One thing Seoul does very well is transportation. The subway system may be massive, but it is very easy to figure out. The cabs may be reluctant to pick you up after a long night in Itaewon, but they are extremely cheap and plentiful. Seoul is also a walking city, and, like New York, you feel a sense of vitality and accomplishment that you have logged so many blocks, so many miles, during the course of your stay.
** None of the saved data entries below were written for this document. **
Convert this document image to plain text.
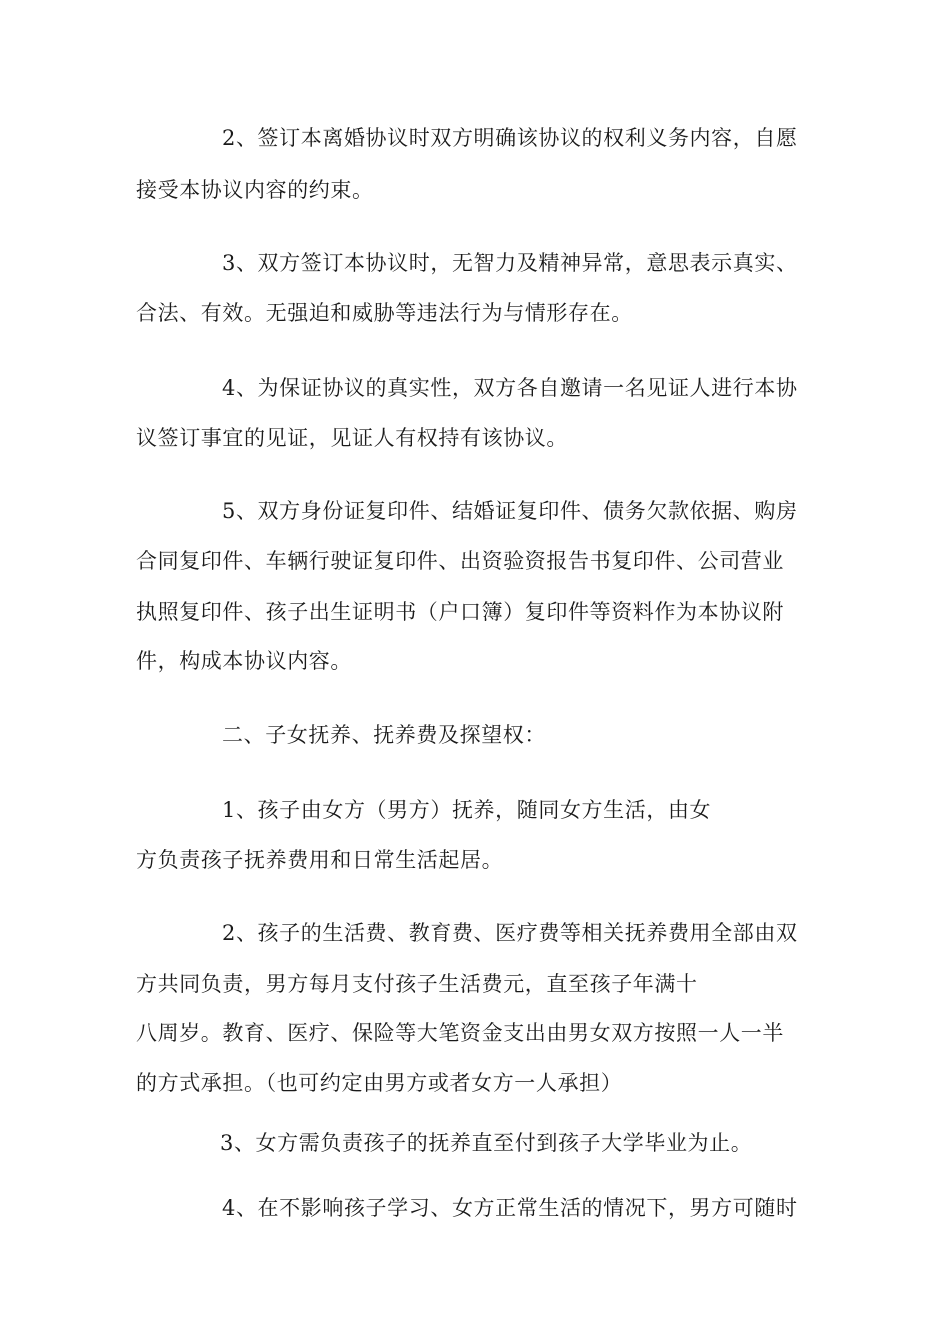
2、签订本离婚协议时双方明确该协议的权利义务内容，自愿
接受本协议内容的约束。
3、双方签订本协议时，无智力及精神异常，意思表示真实、
合法、有效。无强迫和威胁等违法行为与情形存在。
4、为保证协议的真实性，双方各自邀请一名见证人进行本协
议签订事宜的见证，见证人有权持有该协议。
5、双方身份证复印件、结婚证复印件、债务欠款依据、购房
合同复印件、车辆行驶证复印件、出资验资报告书复印件、公司营业
执照复印件、孩子出生证明书（户口簿）复印件等资料作为本协议附
件，构成本协议内容。
二、子女抚养、抚养费及探望权：
1、孩子由女方（男方）抚养，随同女方生活，由女
方负责孩子抚养费用和日常生活起居。
2、孩子的生活费、教育费、医疗费等相关抚养费用全部由双
方共同负责，男方每月支付孩子生活费元，直至孩子年满十
八周岁。教育、医疗、保险等大笔资金支出由男女双方按照一人一半
的方式承担。（也可约定由男方或者女方一人承担）
3、女方需负责孩子的抚养直至付到孩子大学毕业为止。
4、在不影响孩子学习、女方正常生活的情况下，男方可随时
But it would be better if someone during those blocks acknowledged the visitor, asked where he is from. If you are approached by a Korean man in a business suit who asks you that question, he is a preacher. It would be better if in a shopping city with so many clothes for sale there were actually sizes that would fit foreigners. It would be better if when you bought one doughnut, that the store knew that the cost of 12 doughnuts should not be twelve times the one doughnut price. There should be a "Seoul" t-shirt, a Seoul pass, a week-long subway pass.

Or should there? Maybe the pleasure of Seoul comes in knowing that the pizza is way too expensive and that pushes you towards what isn't--the native food. Maybe the pleasure comes in being forced to adapt to some of the native ways--to learn some phrases, to master chopsticks, to try to communicate with cab drivers, to order some food without quite knowing what it is, in short, to meet Koreans on their own terms, rather than expect them to adapt to ours.

What I do know is this. This is an amazing city, an amazing people. What they want, they want passionately, and they will not let the limitations of their own country or their own flesh stand in their way. But to get there, I think, they will have to be a little more aware of the needs of their guests. There is much talk of globalization here, but doesn't globalization, on its simplest level require making your culture accessible to other cultures.

So, Seoul, thank you for our brief fling. I am not saying "No, it's over" to you, I am saying "Maybe." One of my students told me that if a country does not make you miss it when you are gone, then it has not done its job. I've thought a lot about that. I've looked at the many ways that I've been critical of you and your ways. But, Seoul, I have to say in the end that I will miss you when I am gone.